Smart Business spoke with Timmerman about how to establish, police and protect a brand name, and why it’s money well spent.
What is a brand?
A brand, or trademark, is whatever in the marketplace distinguishes goods or services originating with one source from those originating with another. It can be a word, a design, a symbol or a combination of these elements, among other things. Using our Coca-Cola example, consumers are familiar not only with the product’s name, but also the design elements on its cans, slogans like ‘The Real Thing’ and others.
What steps should a company take prior to adopting or using a brand?
First, you must ensure that when you choose a brand, you’re not going to infringe on the rights of others. To determine this, you should conduct a thorough search of all available records in the United States. The search should include the federal trademark register, all 50 state trademark registers, as well as common-law databases. Many law firms have access to online searching tools and also regularly call on searching companies that specialize in these kinds of searches. Both sources can generate reports very quickly and efficiently.
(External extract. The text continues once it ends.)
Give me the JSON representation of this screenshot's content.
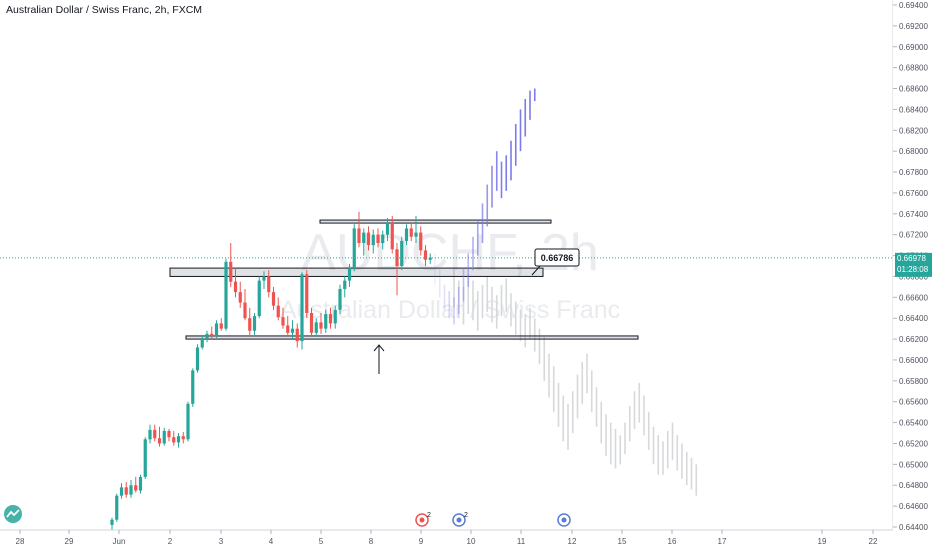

Second, adopting a protection and registration strategy concurrent with the use of a new mark is extremely important. All trademark rights in the United States arise as the result of use. These rights can be expanded or enhanced by federal or state registration, but those registrations are also tied back to use. A company should take steps to preemptively protect the mark by seeking a federal registration of the mark, or one or more state registrations in areas where they might conduct business not to mention international registrations.
How can federal registration protect a brand’s future value?
Common-law rights are based on the use of a mark and extend geographically as far as the trademark has a reputation.
For example, let’s look at two companies named ABC Corp. one initially based in Florida and another in Washington state. Over time, if both companies’ rights expand, they could find that one has rights in certain areas of the country, while the other has rights in the other parts, and neither has the right to invade the territory of the other. This is why a federal trademark registration is so important. It takes what could be a local or regional right, and expands it to what essentially amounts to a prior nationwide right, even absent nationwide use.
What could result from an incomplete search or a failure to register?
If you are forced to change your brand after the public has come to know you or your product by a certain name, a number of substantial expenses come into play. A name change usually involves new signage, collateral materials and most likely a public relations campaign to let the public know you are assuming a new brand.
You could also be liable for monetary damages from an infringement suit, as well as disgorged profits that you’ve earned with the brand. At the very least, you could be forced to pay off the original user of the brand name.
How can a company protect established rights in a brand?
It is extremely important that companies continually police their brands. A grass-roots policing program can be used where the sales force keeps its eyes open for potential infringers or misuse of the brand. There are also services that monitor the Internet and the marketplace for brand abuse.
Once infringements are identified, they must be addressed. If you allow infringement to continue, you may ultimately be stripped of your trademark rights. This can be an expensive and painful process. You are generally much better off dealing with infringements promptly, rather than letting them linger and putting your company in a position where it has to explain its delay.